With the accession of all the colonies, except Georgia, it thus opened on September 5, 1774, in Philadelphia, the 1st Continental Congress, with the aim of deliberating “suitable and wise measures” so that the colonies could recover “their just rights and freedoms”. The British reaction to basically moderate demands exacerbated the conflict, until a Lexington, on April 19, 1775, the first armed confrontation took place. Thus began the American Revolution with the War of Independence. The II Continental Congress, which met in Philadelphia on 10 May 1775, on the one hand took over the direction of operations, entrusting the command of the troops to G. Washington; on the other, on July 4, 1776, he proclaimed the independence of the colonies, with a very famous “Declaration” written by T. Jefferson. The thirteen colonies were thus transformed into the United States; but the actual independence had to be conquered on the battlefields and on the diplomatic terrain (alliance with France of 1778). After the victory, with the Peace of Paris of 3 September 1783 the United States obtained not only the recognition of independence but also a huge territorial expansion, the entire region that stretches from the Appalachians to the Mississippi.

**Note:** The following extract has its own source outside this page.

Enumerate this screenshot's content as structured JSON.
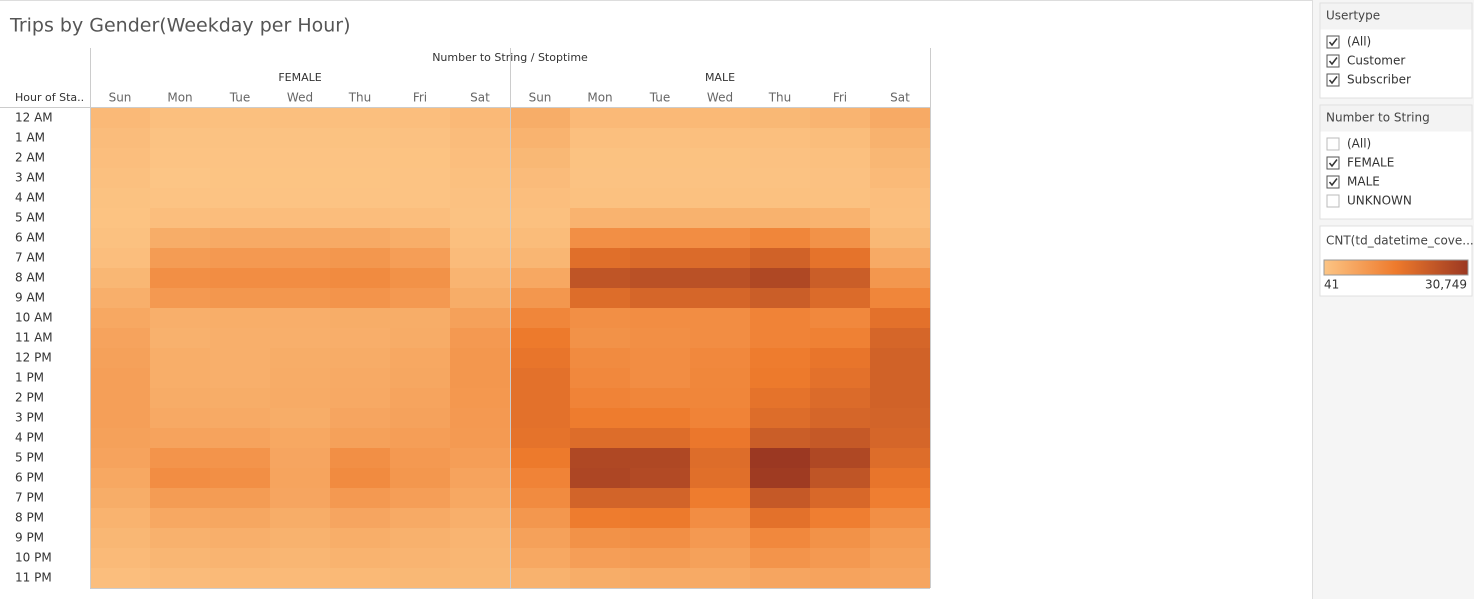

Early American art was essentially a provincial transplant of European traditions. However, the architecture, more linked to the environmental conditions and the practical needs of colonization, took on some characteristics of its own with respect to the motherland, adapting the European contributions to the special climatic conditions, to the different building materials, to the defensive needs, etc. The oldest urban settlement of European origin is Saint Augustine in Florida, founded by the Spaniards in 1565, with typical Spanish architecture (two-storey houses, terrace roofs, arcades, back gardens) and organized as a military garrison, commercial, agricultural center and missionary at the same time., 1610; San Antonio, 1718) led to the rise of an architectural culture mainly linked to military and religious settlements, with a regular checkerboard urban layout and a central square surrounded by arcades, in whose churches and palaces of governors the motifs of the colonial baroque are joined by others (technical and stylistic) derived from indigenous cultures. If the influences left by the Swedish, Dutch and French colonization on the American architectural culture were scarce, the imprint of the English colonization was decisive. In the sec. The seventeenth and eighteenth century a colonial style was configured which is usually divided into two periods: Early Colonial (up to about 1700) and Georgian or Late Colonial (until about 1780), whose stylistic features still reveal the cultural subordination to the motherland. Already in the first colonial period different typologies emerged due to the different economic and social organizations of the colonies; in the North, wooden peasant houses prevailed, with two floors of two rooms each with a large central fireplace, of great structural and formal simplicity, and public buildings (such as the Anglican Meeting Houses, of which the Old Ship of Hingham is a typical example, Massachusetts), mostly square in shape, with trussed roof, timber frame, high Gothic ceiling. On the other hand, there are several houses in the Southern colonies (Maryland, Virginia, Carolina, etc.), called Plantation Houses, much larger and more complex, often built in bricks, with greater claims of elegance (colonnades on the facade, loggias, balconies, etc.).